A ideia da bicicleta veio com a intenção de diminuir esse cansaço. O plano inicial era ficar andando pela avenida e oferecendo o brigadeiro. Contudo, Samara logo se informou da possibilidade de ter um espaço fixo na calçada junto à Prefeitura. Dessa maneira, a bike virou um meio de transporte para que ela fosse de sua casa, no bairro da Liberdade, até a Paulista, além de mostruário e local de armazenamento dos doces.

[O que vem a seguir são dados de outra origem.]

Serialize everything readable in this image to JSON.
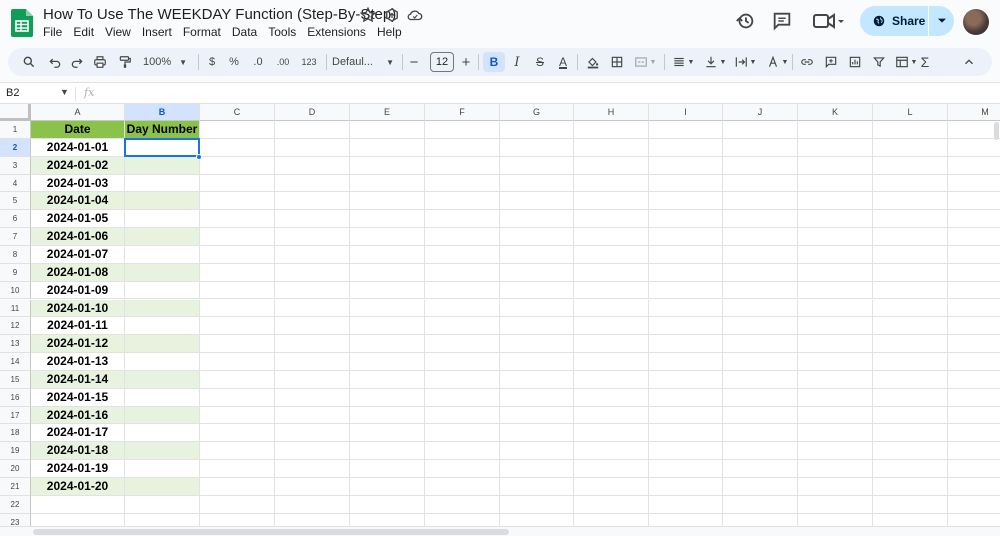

Ela conta que já conquistou uma clientela entre os frequentadores da região e que as vendas correm bem. Mesmo se formando fisioterapeuta no final do ano, Samara pretende conciliar a venda de doces com a profissão, além do desejo de alçar maiores objetivos: “Eu tenho vontade de ter uma loja aqui na avenida e outra na Augusta, lugares em que comecei com a venda. E quem sabe em outro estado, na minha cidade…”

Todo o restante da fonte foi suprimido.